Track and Evaluate Silent Uplift
The real benefits of early AGI use won’t be in dashboards. They’ll be in invisible productivity uplift: a strategy that lands three months early, a tender that’s 3x sharper, an exec that’s suddenly visionary.
Organisations could learn to notice these signals, by tracking performance outputs as well asusage logs.
- Setting baselines for output quality and velocity.
- Comparing AGI-assisted work against historical performance.
- Building trust narratives internally so others start to adopt.
New Hurdles: AGI Will Introduce Problems You Haven’t Faced Yet
While AGI removes the need for broad-based human adoption (training, ADKAR, cultural shifts), it replaces those with a new class of organisational risks.
a. Resource Saturation and Load Balancing
An AGI agent doesn’t get tired. If allowed, it will generate 10x the output of a typical team and then escalate for human approval, execution, or refinement. That bottleneck is human management. Unless organisations plan for that surge, they’ll choke on their own throughput.
This will look like:
- Strategy teams suddenly inundated with viable but unresourced plans.

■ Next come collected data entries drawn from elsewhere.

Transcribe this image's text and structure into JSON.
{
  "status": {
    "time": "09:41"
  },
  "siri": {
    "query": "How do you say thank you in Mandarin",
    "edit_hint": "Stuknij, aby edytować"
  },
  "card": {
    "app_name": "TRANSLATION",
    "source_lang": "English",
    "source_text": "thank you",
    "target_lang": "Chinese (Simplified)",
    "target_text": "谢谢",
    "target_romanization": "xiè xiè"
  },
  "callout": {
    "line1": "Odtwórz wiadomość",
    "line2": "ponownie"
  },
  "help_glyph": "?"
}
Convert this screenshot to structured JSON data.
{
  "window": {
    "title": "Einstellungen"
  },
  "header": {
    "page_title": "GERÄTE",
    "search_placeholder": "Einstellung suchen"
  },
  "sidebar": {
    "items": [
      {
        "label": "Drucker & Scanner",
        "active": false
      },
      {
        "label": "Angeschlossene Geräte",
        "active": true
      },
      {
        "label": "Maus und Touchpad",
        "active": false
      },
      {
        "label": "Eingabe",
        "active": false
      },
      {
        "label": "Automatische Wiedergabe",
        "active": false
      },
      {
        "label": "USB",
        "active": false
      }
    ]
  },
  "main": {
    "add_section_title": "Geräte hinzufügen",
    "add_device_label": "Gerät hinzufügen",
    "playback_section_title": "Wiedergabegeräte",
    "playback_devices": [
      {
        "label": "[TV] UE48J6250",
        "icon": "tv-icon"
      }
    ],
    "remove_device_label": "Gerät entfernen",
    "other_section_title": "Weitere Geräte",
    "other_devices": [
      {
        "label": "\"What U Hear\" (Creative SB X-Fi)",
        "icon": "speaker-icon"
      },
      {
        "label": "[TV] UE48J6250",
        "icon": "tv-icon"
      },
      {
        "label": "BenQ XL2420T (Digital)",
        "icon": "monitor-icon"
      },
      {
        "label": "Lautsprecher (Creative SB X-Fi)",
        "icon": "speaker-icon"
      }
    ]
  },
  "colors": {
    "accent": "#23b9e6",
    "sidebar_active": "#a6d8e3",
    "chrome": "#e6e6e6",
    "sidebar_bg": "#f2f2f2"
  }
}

- Legal getting dozens of drafted policies in need of review.
- IT fielding integration requests that exceed current architecture.
Risk of Misalignment with Organisational Will
AGI can and will act within the letter of the brief but without organisational instinct or intuition. It might suggest:
- Terminating underperformers at scale.
- Redefining business models before stakeholders are ready.
- Making legal-but-unethical optimisations.
Without a strong command structure, and human & commercial review of its recommendations, the AGI could become a liability.
Conclusion: AGI Projects Feel Like They Might Be A Shift in the Centre of Gravity
AGI will not fail for the reasons GenAI did. It won’t be underutilised, misunderstood, or ignored. It will be over-productive, overly literal, and generate a lot. The risk with AGI projects appears like it might be at’s acceleration without governance.
This is where the opportunity lies. Having a think about how this would pan out in your organisation might be a worthwhile thought experiment. It might include translating organisational ethos into agent-aligned frameworks, creating escalation pathways for ambiguity and edge cases and / or ensuring AGI acts in concert with, not in spite of, human will.